1. Not every horse will be a perfect fit.
It’s really OK to admit that a horse isn’t the perfect match for you. This doesn’t mean give up after the first few rides—riding a new horse is a change, so try to adapt your riding to this horse the best you can. However, if after months of riding you still feel as though you’re fighting more than you’re having fun, it’s OK to sell your horse to someone who is a better match.
[READ: How to Connect with Your Horse]
2. There will be good rides and bad rides.
Riding horses can feel as if you’re on a roller coaster, especially on a young horse. By “bad ride” I don’t necessarily mean that you get thrown off—although that does indeed count as a bad ride. But it could also just be a ride where you and your horse are having trouble understanding what the other is trying to say. Choose your battles with your horse wisely, and remember that a bad ride isn’t always the horse’s fault. When a ride does go bad, don’t get discouraged, because a good ride is probably just around the corner.
3. You can—and should—learn from everyone.

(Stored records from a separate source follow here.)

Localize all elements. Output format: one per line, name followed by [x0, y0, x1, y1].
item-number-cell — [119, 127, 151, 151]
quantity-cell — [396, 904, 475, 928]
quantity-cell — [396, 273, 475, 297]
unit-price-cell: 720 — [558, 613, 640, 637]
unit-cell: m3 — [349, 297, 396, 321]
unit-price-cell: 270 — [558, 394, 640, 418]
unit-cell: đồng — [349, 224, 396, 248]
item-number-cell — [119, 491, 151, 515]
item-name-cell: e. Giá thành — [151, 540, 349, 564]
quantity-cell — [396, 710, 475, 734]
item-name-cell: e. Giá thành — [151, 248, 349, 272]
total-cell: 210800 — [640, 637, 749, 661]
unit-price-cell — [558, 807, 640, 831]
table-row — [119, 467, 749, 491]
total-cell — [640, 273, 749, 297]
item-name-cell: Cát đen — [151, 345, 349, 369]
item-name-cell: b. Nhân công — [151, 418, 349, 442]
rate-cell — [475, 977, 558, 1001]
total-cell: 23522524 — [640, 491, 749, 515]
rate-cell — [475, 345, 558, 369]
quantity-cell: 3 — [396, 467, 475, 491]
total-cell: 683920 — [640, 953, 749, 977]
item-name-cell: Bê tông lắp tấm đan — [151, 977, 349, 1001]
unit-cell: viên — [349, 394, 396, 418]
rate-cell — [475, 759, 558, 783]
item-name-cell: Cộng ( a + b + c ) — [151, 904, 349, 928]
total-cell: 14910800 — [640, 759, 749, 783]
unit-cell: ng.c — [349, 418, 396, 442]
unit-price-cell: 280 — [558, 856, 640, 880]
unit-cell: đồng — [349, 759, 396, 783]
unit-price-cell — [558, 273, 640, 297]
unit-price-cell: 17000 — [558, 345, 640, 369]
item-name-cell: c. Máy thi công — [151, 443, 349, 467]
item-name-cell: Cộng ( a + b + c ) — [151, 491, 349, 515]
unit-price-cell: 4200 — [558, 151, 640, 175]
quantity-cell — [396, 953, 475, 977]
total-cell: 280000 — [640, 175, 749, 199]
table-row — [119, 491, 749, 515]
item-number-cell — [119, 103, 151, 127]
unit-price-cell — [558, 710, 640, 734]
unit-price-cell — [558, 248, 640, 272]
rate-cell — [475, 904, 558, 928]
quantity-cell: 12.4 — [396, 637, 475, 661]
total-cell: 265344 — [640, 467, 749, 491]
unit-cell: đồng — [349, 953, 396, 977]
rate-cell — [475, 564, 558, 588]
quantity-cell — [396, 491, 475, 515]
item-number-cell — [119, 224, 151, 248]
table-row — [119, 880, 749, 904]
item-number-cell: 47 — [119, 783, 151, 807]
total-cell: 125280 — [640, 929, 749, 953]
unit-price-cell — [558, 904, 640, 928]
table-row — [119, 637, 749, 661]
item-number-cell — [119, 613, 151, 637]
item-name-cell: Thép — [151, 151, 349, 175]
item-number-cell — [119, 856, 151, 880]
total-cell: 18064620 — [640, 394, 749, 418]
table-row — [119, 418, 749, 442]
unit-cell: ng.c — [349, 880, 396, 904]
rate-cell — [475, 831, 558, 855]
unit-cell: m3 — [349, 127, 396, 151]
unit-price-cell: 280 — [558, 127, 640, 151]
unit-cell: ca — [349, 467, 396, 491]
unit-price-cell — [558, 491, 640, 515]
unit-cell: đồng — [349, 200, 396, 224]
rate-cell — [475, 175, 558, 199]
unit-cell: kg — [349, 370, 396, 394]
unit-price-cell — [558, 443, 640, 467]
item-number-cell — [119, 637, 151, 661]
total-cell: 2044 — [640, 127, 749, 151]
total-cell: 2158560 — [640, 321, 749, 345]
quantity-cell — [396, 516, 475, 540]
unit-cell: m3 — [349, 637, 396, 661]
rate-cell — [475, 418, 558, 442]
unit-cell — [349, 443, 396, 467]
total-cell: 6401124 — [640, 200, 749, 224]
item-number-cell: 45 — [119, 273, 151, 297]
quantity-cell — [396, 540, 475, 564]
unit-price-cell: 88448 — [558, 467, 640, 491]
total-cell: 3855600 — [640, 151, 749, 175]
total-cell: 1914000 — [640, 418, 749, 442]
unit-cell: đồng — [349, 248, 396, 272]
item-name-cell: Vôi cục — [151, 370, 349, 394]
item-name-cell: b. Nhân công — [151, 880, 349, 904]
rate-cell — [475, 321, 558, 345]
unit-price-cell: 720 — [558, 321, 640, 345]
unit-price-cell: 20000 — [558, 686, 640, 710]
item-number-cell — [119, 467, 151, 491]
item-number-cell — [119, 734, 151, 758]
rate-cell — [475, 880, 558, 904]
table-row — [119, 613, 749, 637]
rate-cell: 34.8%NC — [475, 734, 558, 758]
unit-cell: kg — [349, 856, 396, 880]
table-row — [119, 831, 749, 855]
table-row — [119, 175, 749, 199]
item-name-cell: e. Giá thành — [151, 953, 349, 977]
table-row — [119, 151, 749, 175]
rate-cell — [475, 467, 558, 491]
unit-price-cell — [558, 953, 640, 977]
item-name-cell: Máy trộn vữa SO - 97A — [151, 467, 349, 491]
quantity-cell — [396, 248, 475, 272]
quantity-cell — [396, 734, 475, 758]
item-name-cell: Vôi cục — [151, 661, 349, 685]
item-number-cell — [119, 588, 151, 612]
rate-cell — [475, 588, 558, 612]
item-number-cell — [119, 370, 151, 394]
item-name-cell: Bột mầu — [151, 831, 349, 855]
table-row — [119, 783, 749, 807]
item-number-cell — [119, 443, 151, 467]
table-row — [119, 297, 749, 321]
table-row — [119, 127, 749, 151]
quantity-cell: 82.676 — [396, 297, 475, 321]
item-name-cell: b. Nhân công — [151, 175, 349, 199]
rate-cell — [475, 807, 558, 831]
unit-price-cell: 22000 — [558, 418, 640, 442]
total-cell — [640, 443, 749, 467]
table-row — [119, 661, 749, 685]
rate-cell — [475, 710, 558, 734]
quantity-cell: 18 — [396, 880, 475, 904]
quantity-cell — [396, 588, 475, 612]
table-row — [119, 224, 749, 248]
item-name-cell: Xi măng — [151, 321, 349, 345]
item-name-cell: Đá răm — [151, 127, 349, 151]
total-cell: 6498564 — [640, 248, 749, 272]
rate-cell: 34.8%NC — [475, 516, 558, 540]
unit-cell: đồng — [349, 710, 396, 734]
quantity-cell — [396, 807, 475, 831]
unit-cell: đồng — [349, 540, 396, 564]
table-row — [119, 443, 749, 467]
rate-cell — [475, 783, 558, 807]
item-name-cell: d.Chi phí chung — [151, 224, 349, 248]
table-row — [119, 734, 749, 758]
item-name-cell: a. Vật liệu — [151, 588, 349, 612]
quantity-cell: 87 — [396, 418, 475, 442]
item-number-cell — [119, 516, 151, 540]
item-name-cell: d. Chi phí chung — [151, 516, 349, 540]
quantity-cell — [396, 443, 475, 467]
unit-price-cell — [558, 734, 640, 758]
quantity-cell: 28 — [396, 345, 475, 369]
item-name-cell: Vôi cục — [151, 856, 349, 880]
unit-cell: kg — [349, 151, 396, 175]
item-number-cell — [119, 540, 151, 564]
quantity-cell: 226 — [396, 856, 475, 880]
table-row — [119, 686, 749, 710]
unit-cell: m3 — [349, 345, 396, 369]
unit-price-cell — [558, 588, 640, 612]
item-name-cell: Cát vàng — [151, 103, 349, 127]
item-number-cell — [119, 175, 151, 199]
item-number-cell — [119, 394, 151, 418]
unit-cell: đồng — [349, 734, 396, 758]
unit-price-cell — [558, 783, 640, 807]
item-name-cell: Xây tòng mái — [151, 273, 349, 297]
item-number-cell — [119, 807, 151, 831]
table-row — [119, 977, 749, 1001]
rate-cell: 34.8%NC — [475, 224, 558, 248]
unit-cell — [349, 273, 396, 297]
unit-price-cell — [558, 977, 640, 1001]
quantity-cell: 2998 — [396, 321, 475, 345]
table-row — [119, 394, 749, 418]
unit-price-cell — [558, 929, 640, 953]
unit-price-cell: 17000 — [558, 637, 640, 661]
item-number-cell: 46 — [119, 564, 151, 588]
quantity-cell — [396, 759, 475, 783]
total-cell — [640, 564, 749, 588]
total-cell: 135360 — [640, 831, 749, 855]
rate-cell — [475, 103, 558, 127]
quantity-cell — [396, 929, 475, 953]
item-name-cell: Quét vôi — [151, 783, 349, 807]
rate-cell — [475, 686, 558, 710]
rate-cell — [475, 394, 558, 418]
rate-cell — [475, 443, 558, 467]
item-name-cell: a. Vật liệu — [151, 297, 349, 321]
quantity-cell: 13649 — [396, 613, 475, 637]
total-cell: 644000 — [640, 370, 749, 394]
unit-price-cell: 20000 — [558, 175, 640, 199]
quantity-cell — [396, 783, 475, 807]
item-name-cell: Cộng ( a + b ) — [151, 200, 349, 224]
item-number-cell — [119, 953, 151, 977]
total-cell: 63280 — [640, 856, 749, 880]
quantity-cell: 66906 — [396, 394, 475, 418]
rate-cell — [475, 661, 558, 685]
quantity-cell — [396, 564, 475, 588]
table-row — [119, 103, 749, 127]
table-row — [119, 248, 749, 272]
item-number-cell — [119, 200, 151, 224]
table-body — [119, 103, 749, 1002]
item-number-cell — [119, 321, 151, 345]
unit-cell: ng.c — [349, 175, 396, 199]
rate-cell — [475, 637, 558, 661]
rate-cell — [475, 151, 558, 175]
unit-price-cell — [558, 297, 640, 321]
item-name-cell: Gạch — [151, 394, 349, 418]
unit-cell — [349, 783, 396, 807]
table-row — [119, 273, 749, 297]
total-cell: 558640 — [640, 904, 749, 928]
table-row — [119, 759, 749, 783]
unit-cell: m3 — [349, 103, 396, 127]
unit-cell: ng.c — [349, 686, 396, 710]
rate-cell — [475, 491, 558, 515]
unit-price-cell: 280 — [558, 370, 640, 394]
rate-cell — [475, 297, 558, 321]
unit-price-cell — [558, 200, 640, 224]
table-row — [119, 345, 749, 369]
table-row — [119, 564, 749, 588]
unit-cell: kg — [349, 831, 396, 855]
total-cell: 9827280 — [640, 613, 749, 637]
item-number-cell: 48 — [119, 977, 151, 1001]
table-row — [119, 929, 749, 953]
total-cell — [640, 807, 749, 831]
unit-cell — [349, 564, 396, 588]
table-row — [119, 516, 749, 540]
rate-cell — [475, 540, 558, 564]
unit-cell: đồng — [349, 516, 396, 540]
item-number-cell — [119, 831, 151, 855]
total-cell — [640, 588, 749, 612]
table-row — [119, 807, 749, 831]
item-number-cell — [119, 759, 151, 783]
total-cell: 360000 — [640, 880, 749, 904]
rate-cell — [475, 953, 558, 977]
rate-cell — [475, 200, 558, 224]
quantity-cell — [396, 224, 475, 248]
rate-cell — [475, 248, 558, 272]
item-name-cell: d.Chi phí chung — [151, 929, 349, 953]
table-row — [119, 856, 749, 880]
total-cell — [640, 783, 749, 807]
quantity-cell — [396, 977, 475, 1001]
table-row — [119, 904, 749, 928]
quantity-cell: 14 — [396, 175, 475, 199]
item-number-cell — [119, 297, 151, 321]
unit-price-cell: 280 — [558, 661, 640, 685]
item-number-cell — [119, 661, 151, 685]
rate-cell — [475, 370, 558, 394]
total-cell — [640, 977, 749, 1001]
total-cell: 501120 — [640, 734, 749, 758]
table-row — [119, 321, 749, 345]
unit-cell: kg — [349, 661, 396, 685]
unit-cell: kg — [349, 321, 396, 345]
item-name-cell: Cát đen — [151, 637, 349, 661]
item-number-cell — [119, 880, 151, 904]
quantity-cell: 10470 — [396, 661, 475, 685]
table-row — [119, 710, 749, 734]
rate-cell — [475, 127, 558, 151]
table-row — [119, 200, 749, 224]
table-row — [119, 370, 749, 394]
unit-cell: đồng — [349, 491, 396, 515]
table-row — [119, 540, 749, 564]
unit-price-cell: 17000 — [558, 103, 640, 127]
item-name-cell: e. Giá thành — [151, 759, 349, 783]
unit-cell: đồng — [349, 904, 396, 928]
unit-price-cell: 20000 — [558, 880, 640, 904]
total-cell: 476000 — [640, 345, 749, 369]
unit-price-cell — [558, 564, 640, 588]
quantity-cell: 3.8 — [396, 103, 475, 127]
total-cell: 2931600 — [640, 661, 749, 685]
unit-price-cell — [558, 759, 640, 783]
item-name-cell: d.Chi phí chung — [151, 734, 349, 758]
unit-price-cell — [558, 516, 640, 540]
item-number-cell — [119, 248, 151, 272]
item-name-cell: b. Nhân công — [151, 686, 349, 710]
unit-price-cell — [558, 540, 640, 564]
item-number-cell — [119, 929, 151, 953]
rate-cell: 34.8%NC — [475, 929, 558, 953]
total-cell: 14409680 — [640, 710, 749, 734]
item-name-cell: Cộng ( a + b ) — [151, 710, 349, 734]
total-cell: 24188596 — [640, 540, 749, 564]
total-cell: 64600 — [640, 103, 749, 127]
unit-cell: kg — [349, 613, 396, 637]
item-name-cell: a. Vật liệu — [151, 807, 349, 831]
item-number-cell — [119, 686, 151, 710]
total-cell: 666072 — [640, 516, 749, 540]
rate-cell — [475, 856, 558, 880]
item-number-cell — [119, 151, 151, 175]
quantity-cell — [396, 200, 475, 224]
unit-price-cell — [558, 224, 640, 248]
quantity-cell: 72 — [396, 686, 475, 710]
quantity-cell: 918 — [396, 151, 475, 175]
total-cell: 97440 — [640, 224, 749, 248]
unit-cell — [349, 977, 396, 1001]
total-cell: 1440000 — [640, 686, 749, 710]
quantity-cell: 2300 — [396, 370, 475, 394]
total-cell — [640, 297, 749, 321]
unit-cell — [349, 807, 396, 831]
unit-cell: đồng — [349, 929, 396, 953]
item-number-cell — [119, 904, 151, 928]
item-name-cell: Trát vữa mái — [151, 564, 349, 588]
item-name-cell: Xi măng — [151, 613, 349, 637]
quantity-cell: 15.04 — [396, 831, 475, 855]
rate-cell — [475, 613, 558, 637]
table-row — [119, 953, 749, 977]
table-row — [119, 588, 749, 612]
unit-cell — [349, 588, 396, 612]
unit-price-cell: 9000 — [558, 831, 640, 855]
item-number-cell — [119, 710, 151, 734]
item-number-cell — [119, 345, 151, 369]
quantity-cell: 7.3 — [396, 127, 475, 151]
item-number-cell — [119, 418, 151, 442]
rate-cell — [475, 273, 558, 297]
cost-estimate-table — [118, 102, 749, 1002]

There’s someone out there who knows more than you know, no matter what level of rider you are. Expand your knowledge. You don’t have to pay to go to clinics to learn, either—although clinics are great learning environments—you can attend a horse show and watch riders in the warmup ring and show pen. Watch and ask questions as much as possible; this will develop you into a better horseman. Even top trainers have a beginner’s mindset, meaning they’re willing to take knowledge from anyone—even if they can only apply part of it to their program.
4. Horses nudge out other activities.
The cost and time commitment involved don’t leave a lot left over for other pursuits. Scheduling and budgeting are a necessity with horses, most of your paycheck will go towards your horse’s needs and most of your time will be spent in the barn taking care of your horse or riding. Not to mention, horses can’t take care of themselves. So vacations, holidays, and sick days don’t matter, someone has to clean pens and make sure they have food and water.
5. Horses are a privilege.
Don’t take owning horses for granted. Someone out there is wishing to be in your shoes and would squeal to be able to pick out pens for the privilege of spending time in a barn around horses. Horses can be a headache and a lot of work, but only a lucky few are able to own horses. So, as you grumble when you clean stalls or throw hay into the hay loft, remember you’re living a life that some can only wish for.
6. Horses are the answer to all of life’s problems.
Whether you’re happy, sad, or somewhere in between, horses will make your day better. I mean, is there anything that planting a kiss on a soft, fuzzy muzzle can’t fix? They say horses are the best therapy, and it’s so true! The sound of horses munching on hay, the smell of a horse’s coat, the feeling of the wind in your hair as you lope across an open field—there’s simply nothing better in life. Once you accept this reality, you will be living your best horse life.